How A Swiss Army Knife Means 'Love' To Editor Brie Dyas

Editor Brie Dyas's Swiss Army Knife

Even if you're independent and mature for your age, it's hard to anticipate the loneliness of your first solo apartment. Which is why, after my parents moved the last box into my new home and left, I did the following: I climbed on top of my dining room table/desk and cried.

To say that I planned on moving out at the first chance is an understatement. Though I'm lucky to have a great relationship with my parents, I wasn't lucky enough to avoid the arbitrary resentment and stubbornness that plagues every young adult from age 18-22. And though I was certainly annoying, I did have enough of a work ethic to save enough money to move into my first place, sans roommates, at 22. (How did I do this? By working about three jobs at once during college, taking care of my grandmother in exchange for free off-off-campus housing and apparently never sleeping.)
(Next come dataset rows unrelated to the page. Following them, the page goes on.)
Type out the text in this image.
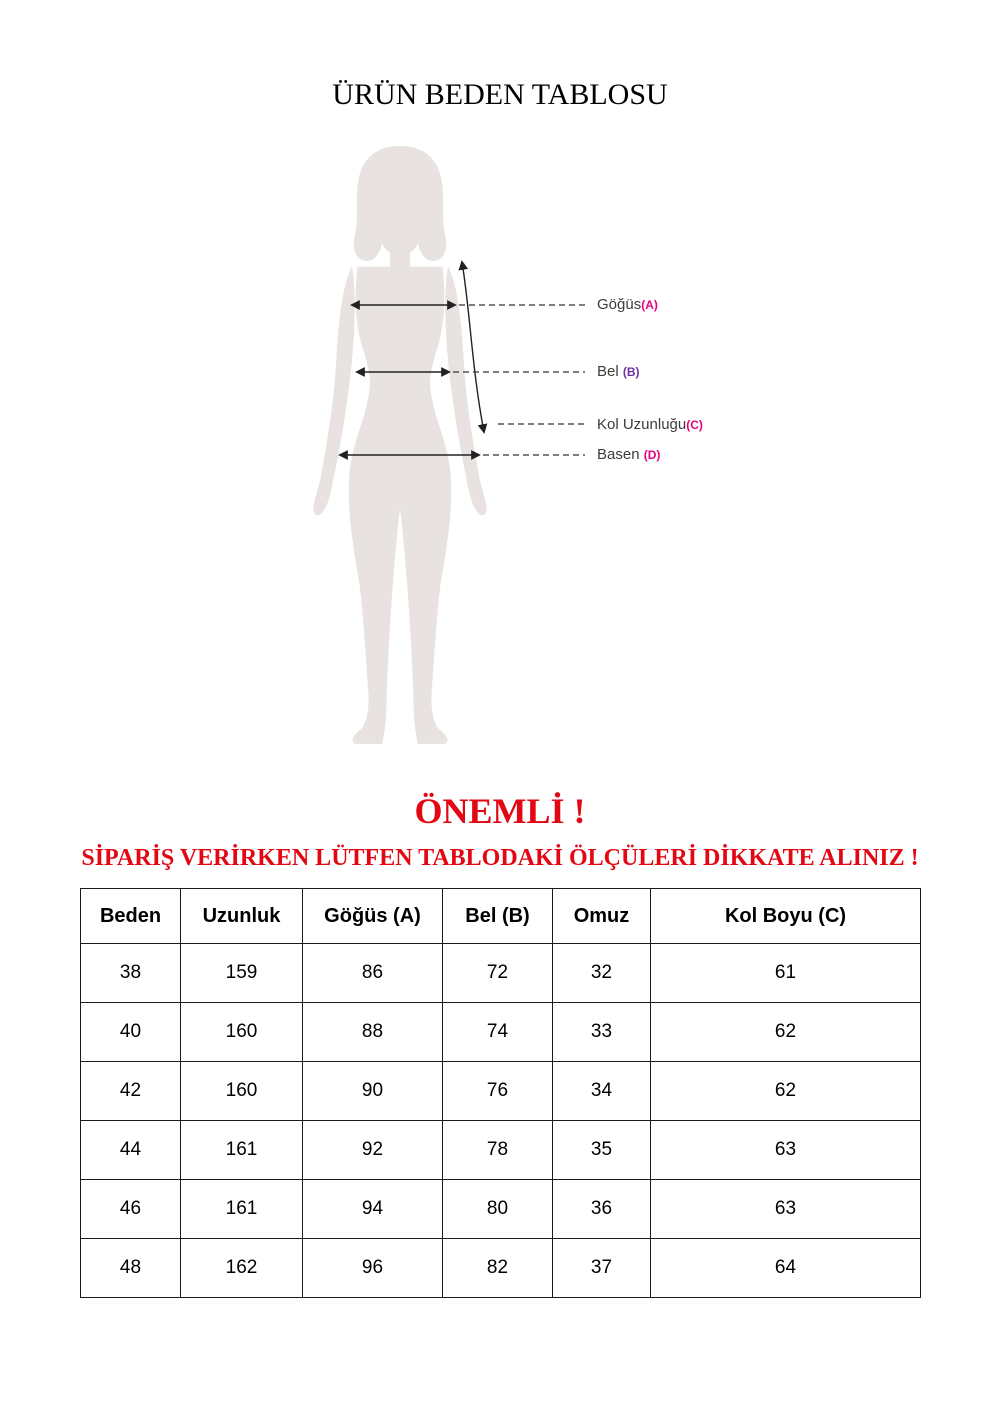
ÜRÜN BEDEN TABLOSU
Göğüs(A)
Bel (B)
Kol Uzunluğu(C)
Basen (D)
ÖNEMLİ !
SİPARİŞ VERİRKEN LÜTFEN TABLODAKİ ÖLÇÜLERİ DİKKATE ALINIZ !
Beden	Uzunluk	Göğüs (A)	Bel (B)	Omuz	Kol Boyu (C)
38	159	86	72	32	61
40	160	88	74	33	62
42	160	90	76	34	62
44	161	92	78	35	63
46	161	94	80	36	63
48	162	96	82	37	64
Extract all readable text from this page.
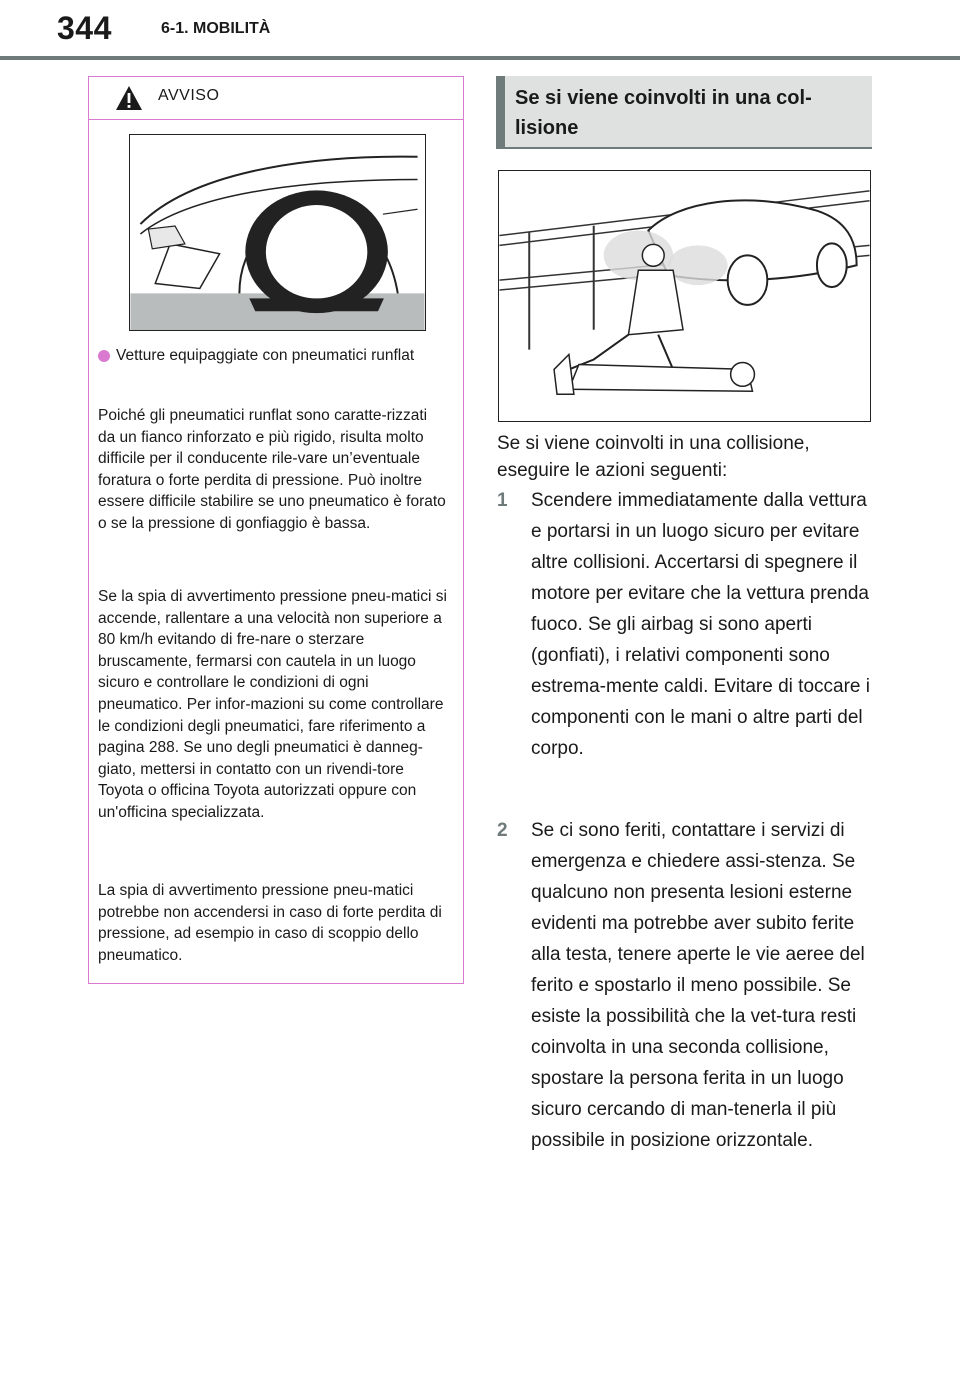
344	6-1. MOBILITÀ
AVVISO
Vetture equipaggiate con pneumatici runflat
Poiché gli pneumatici runflat sono caratte-rizzati da un fianco rinforzato e più rigido, risulta molto difficile per il conducente rile-vare un’eventuale foratura o forte perdita di pressione. Può inoltre essere difficile stabilire se uno pneumatico è forato o se la pressione di gonfiaggio è bassa.
Se la spia di avvertimento pressione pneu-matici si accende, rallentare a una velocità non superiore a 80 km/h evitando di fre-nare o sterzare bruscamente, fermarsi con cautela in un luogo sicuro e controllare le condizioni di ogni pneumatico. Per infor-mazioni su come controllare le condizioni degli pneumatici, fare riferimento a pagina 288. Se uno degli pneumatici è danneg-giato, mettersi in contatto con un rivendi-tore Toyota o officina Toyota autorizzati oppure con un'officina specializzata.
La spia di avvertimento pressione pneu-matici potrebbe non accendersi in caso di forte perdita di pressione, ad esempio in caso di scoppio dello pneumatico.
Se si viene coinvolti in una col-lisione
Se si viene coinvolti in una collisione, eseguire le azioni seguenti:
1	Scendere immediatamente dalla vettura e portarsi in un luogo sicuro per evitare altre collisioni. Accertarsi di spegnere il motore per evitare che la vettura prenda fuoco. Se gli airbag si sono aperti (gonfiati), i relativi componenti sono estrema-mente caldi. Evitare di toccare i componenti con le mani o altre parti del corpo.
2	Se ci sono feriti, contattare i servizi di emergenza e chiedere assi-stenza. Se qualcuno non presenta lesioni esterne evidenti ma potrebbe aver subito ferite alla testa, tenere aperte le vie aeree del ferito e spostarlo il meno possibile. Se esiste la possibilità che la vet-tura resti coinvolta in una seconda collisione, spostare la persona ferita in un luogo sicuro cercando di man-tenerla il più possibile in posizione orizzontale.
Though it wasn't in a trendy neighborhood and had the dimensions of a shoebox, my first place was housed in a Royal Tenenbaums-esque building and had a (non-working) marble fireplace. In this backdrop of faded grandeur, I conducted myself with the zeal of a Dickensian orphan. Free of the confines of parental guidance, I ate exactly one meal a day, scavenged from whatever was in grabbing distance inside the cabinets, while huddled up in blankets to protect myself against the mysterious drafts that circulated through the combination living/bedroom.

Later, I would realize that "old-world charm" was synonymous with "absentee landlord."

It hadn't helped that I signed up for a demanding job in demanding conditions with a demanding boss. Though I would thrive in the conditions somehow, the only directly visible beneficiary at the time for the 12-hour days seemed to be the Seagram's Corporation.

Yes, I entertained. Yes, I dated. But overall, it was an adjustment period that I just hadn't anticipated. And when you're 22 and afflicted with arbitrary stubbornness, you forget a big thing: That this is a rite of passage that all adults, at some point, have experienced. At 22, you can't possibly think of your parents as ever being your age. It's unfortunate, because that's when you need to imagine just that.

A few weeks later, I admitted defeat and went to visit my parents. You know they can just tell when you're bothered, lonely or existing on s'mores? It must be something in your eyes. Anyway, after cooking me a proper meal, my father handed me...a Swiss Army knife.

I know, it's such a Dad thing to do. I was appropriately mystified, since I wasn't planning on going huntin', fishin' or anything that would ever end with an n'. But he explained, cryptically, that it would make sense one day. It was very similar to the time he dropped me off at college and handed me a Motley Crue tape. (Mentally, I've rewritten the scene to have him hand me Theatre Of Pain and say "This has always brought me luck," like Elizabeth Taylor in a White Diamonds commercial.)

Over the years, I would find plenty of reasons to use a Swiss Army knife. First of all, if I ever park in a garage, the attendant takes note of the knife dangling from the keychain and knows that I mean business. Relatedly, I feel much better walking down the street from the subway. It's a spring in my step that lets everyone know that I'm carrying a Swiss Army knife.

But mostly, I use it for the every day things that you would use a Swiss Army knife for: Cutting through tightly-secured packages, putting together furniture and opening bottles when the standard tools can't be readily found. The corkscrew has been used so many times that it opens on its own.

In short, it's like having a Dad around, even though he's technically about a hundred miles away. Years later, whenever I look at the Swiss Army knife, I think not only of him and my Mom, but of just how far I've come from that first apartment loneliness and all the baggage of being a 22-year-old. I'm in a different place now, in every sense of the word. It would, in fact, stun 22-year-old me to know how much things change in a span of a few years. Or it would make that version of me run for the s'mores and ratty blanket. Like the Dad lion appearing to Simba in The Lion King, the knife says "Remember who you are." And remember that, even at your most obnoxious moments, there are people who not only tolerate you, but love you.

Though I still have no idea what that Motley Crue tape was for.